All in the mind
SHEILA KUMAR
Walking on the ridge of a windswept cliff, you suddenly get to see
more of a cliffhanger way of life.
It is a bleak day, a blue day tinged at the
edges with grey, just the day for a long walk. Along the edge of the cliff
stretches the path, a winding tan ribbon speckled with the green of grasses
here and there. The path seems to lead on, ribbon thin, right up into the white
clouds billowing fatly in the distance. The surf pounds below, throwing foam
high into the air. It is also a day for flights of fancy.
I walk along the path, the wind buffeting me,
meeting resistance in my body. The wind carries ice-tipped fingers that brush
me here and there, inducing pleasant chills. I wonder, am I seen as a frail
silhouette on this immense black rock face?
Far below, I can see the undertow gleaming,
dark with malice, or so it seems to me. Perhaps it waits to drag me down into
its murky depths. Or perhaps I’m being fanciful, again.

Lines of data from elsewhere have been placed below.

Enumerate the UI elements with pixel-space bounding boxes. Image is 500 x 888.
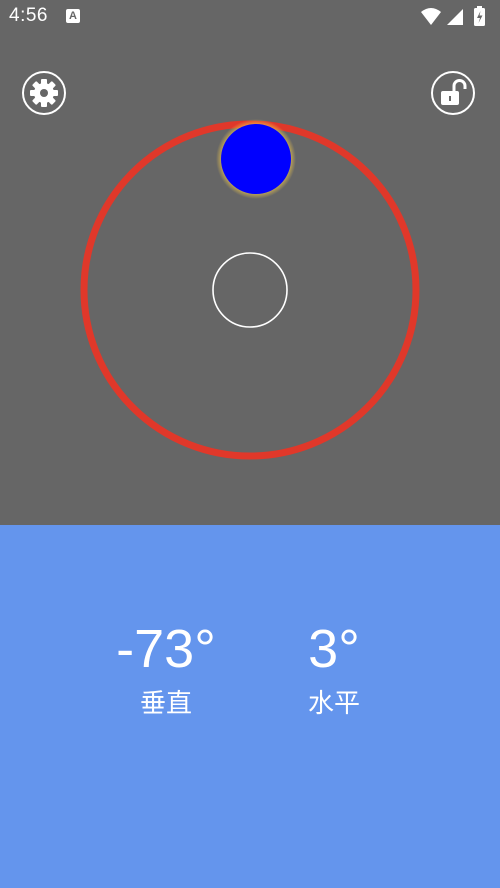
horizontal-angle-value: 3°: [308, 619, 360, 679]
horizontal-angle-label: 水平: [307, 689, 360, 719]
level-app-screen: 4:56 A -73° 垂直 3° 水平: [0, 0, 500, 888]
level-center-target: [212, 252, 288, 328]
level-bubble: [221, 124, 291, 194]
readings-panel: -73° 垂直 3° 水平: [0, 525, 500, 888]
bubble-level-indicator: [80, 119, 420, 460]
horizontal-reading: 3° 水平: [234, 619, 434, 721]
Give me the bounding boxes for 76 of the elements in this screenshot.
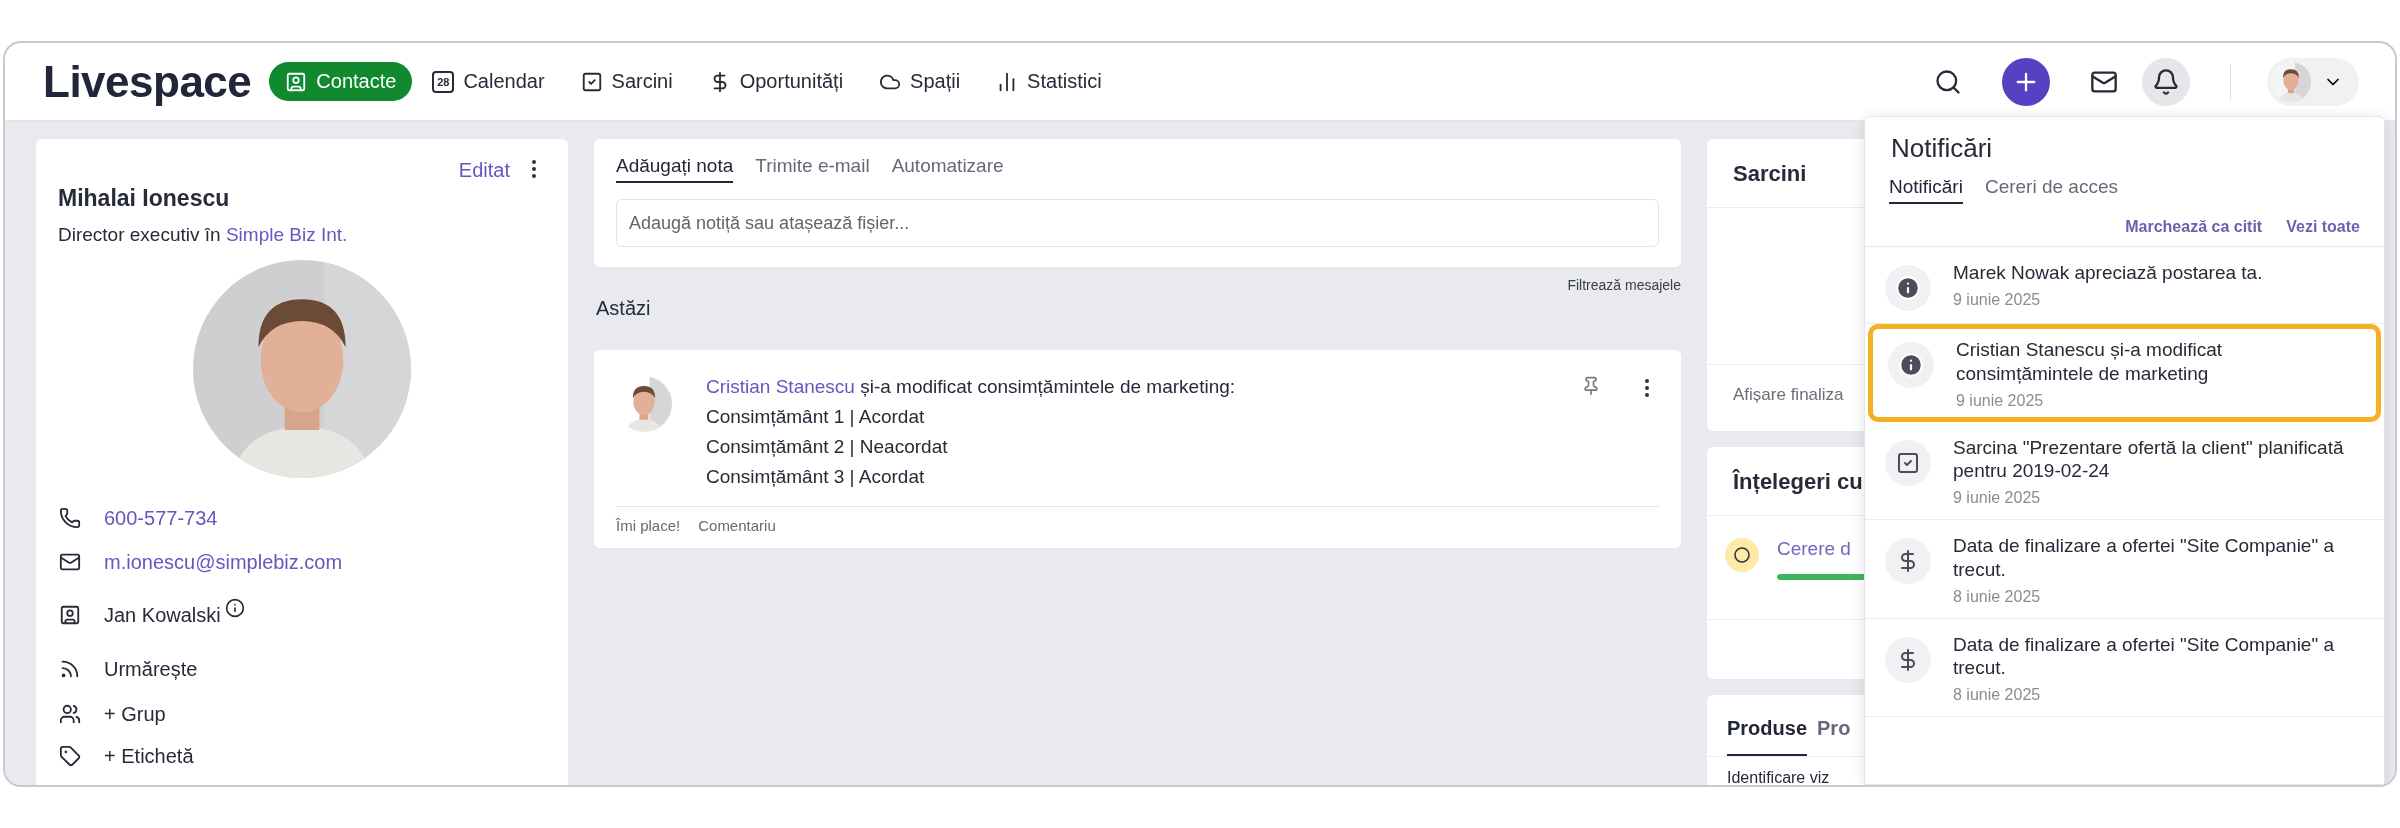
checkbox-icon [580,70,603,93]
notification-date: 9 iunie 2025 [1953,290,2042,309]
tag-icon [59,745,81,767]
owner-name: Jan Kowalski [104,603,221,627]
products-tab[interactable]: Produse [1727,717,1808,756]
notification-date: 8 iunie 2025 [1953,686,2042,704]
consent-line: Consimțământ 1 | Acordat [706,406,926,428]
nav-tab[interactable]: 28 Calendar [416,62,561,101]
info-icon [1895,275,1921,301]
notification-text: Data de finalizare a ofertei "Site Companie" a trecut. [1953,534,2336,582]
checkbox-icon [1896,450,1920,475]
notification-text: Marek Nowak apreciază postarea ta. [1953,261,2263,285]
panel-title: Notificări [1890,132,1994,164]
bell-icon [2152,67,2180,96]
show-completed-link[interactable]: Afișare finaliza [1733,385,1844,404]
products-tab[interactable]: Pro [1817,717,1851,756]
search-icon [1934,67,1962,96]
highlighted-notification[interactable]: Cristian Stanescu și-a modificat consimțămintele de marketing 9 iunie 2025 [1868,324,2381,422]
composer-tab[interactable]: Automatizare [891,155,1004,183]
user-menu-button[interactable] [2267,57,2359,106]
contact-name: Mihalai Ionescu [58,185,231,212]
add-button[interactable] [2002,57,2050,106]
consent-line: Consimțământ 3 | Acordat [706,466,926,488]
user-icon [59,604,81,626]
notification-date: 9 iunie 2025 [1956,391,2045,410]
post-action[interactable]: Comentariu [698,517,776,534]
author-link[interactable]: Cristian Stanescu [706,376,855,397]
phone-link[interactable]: 600-577-734 [104,506,218,530]
info-icon[interactable] [224,598,245,618]
notifications-button[interactable] [2142,57,2190,106]
notification-item[interactable]: Data de finalizare a ofertei "Site Companie" a trecut. 8 iunie 2025 [1865,618,2384,717]
notification-date: 8 iunie 2025 [1953,587,2042,606]
rss-icon [59,658,81,680]
consent-line: Consimțământ 2 | Neacordat [706,436,949,458]
edit-link[interactable]: Editat [458,158,510,182]
panel-tab[interactable]: Cereri de acces [1984,176,2118,204]
phone-icon [59,507,81,529]
nav-tab[interactable]: Spații [863,62,977,101]
calendar-icon: 28 [432,70,455,93]
notification-text: Cristian Stanescu și-a modificat consimțămintele de marketing [1956,338,2224,386]
logo[interactable]: Livespace [43,56,252,107]
status-icon [1725,538,1759,572]
panel-action-link[interactable]: Vezi toate [2286,218,2360,236]
notification-item[interactable]: Sarcina "Prezentare ofertă la client" planificată pentru 2019-02-24 9 iunie 2025 [1865,421,2384,520]
group-icon [59,703,81,725]
detail-action[interactable]: Urmărește [104,657,198,681]
nav-tab[interactable]: Oportunități [692,62,860,101]
filter-link[interactable]: Filtrează mesajele [1567,277,1681,293]
email-link[interactable]: m.ionescu@simplebiz.com [104,550,343,574]
panel-tab[interactable]: Notificări [1889,176,1963,204]
note-input[interactable]: Adaugă notiță sau atașează fișier... [616,199,1659,247]
nav-tab[interactable]: Statistici [980,62,1118,101]
post-action[interactable]: Îmi place! [616,517,681,534]
notification-date: 9 iunie 2025 [1953,489,2042,507]
nav-tab[interactable]: Sarcini [564,62,689,101]
notification-item[interactable]: Marek Nowak apreciază postarea ta. 9 iunie 2025 [1865,247,2384,324]
nav-tab[interactable]: Contacte [269,62,413,101]
day-heading: Astăzi [596,297,652,320]
notification-item[interactable]: Data de finalizare a ofertei "Site Companie" a trecut. 8 iunie 2025 [1865,520,2384,619]
products-text: Identificare viz [1727,769,1830,785]
composer-tab[interactable]: Adăugați nota [616,155,734,183]
post-text: Cristian Stanescu și-a modificat consimțămintele de marketing: [706,376,1237,398]
card-title: Înțelegeri cu [1733,469,1863,494]
company-link[interactable]: Simple Biz Int. [225,224,348,245]
panel-action-link[interactable]: Marchează ca citit [2125,218,2263,236]
deal-link[interactable]: Cerere d [1777,538,1851,559]
contact-icon [285,70,308,93]
detail-action[interactable]: + Grup [104,702,166,726]
detail-action[interactable]: + Etichetă [104,744,194,768]
notification-text: Data de finalizare a ofertei "Site Companie" a trecut. [1953,632,2336,680]
card-title: Sarcini [1733,161,1807,186]
composer-tab[interactable]: Trimite e-mail [755,155,870,183]
info-icon [1898,352,1924,378]
notification-text: Sarcina "Prezentare ofertă la client" planificată pentru 2019-02-24 [1953,435,2345,483]
mail-icon [59,551,81,573]
job-title: Director executiv în Simple Biz Int. [58,224,349,246]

Then suddenly, without warning, I slip on a
wet patch and feel myself begin to slide, slide to the very edge of the wet
rock, slide slowly, inexorably over it. The underside of the cliff looms up, in
impassive, implacable fashion. Slimy rock, the colour of treachery, stares me
in the face.
On the heels of panic comes a kind of calm. I
grip the side of the cliff hard, groping for a foothold. For where there is
rock, there will be a foothold. Slowly, painfully, I haul myself back onto the
cliff path.
Once back on the path, I
look up at the big birds wheeling in the sky, beady intent gaze fixed below. I
find I neither fear them nor can I ignore them; however, caution builds within me, bringing new
strengths with it. There is a tensile awareness in every nerve, the discovery
of an elemental sense of balance. I brace myself to stay upright on the cliff.
I will finish my walk.
The way is not, cannot be easy. If the cliff
were a mere piece of boulder, there would be none of that immense show of
strength, that austere beauty, that power.
I
stare about me and see that I am standing on a huge fist shooting into the sky,
not quite threatening but not quite protective either. It survives. And I shall
survive too.
That is when my moment of epiphany arrives.
What, I think, is life but a walk along the cliff top? A reality full of
greens, whites and boulder-blacks. A reality which also holds foamy,
needle-sharp terrors and wild cries from birds of prey. As it holds promise, so
it holds dangers.
Ultimately, though, when the day dawns
blue-grey, when the wind whistles in the tress and the surf breaks against
rock, can anyone resist a walk along the cliff path?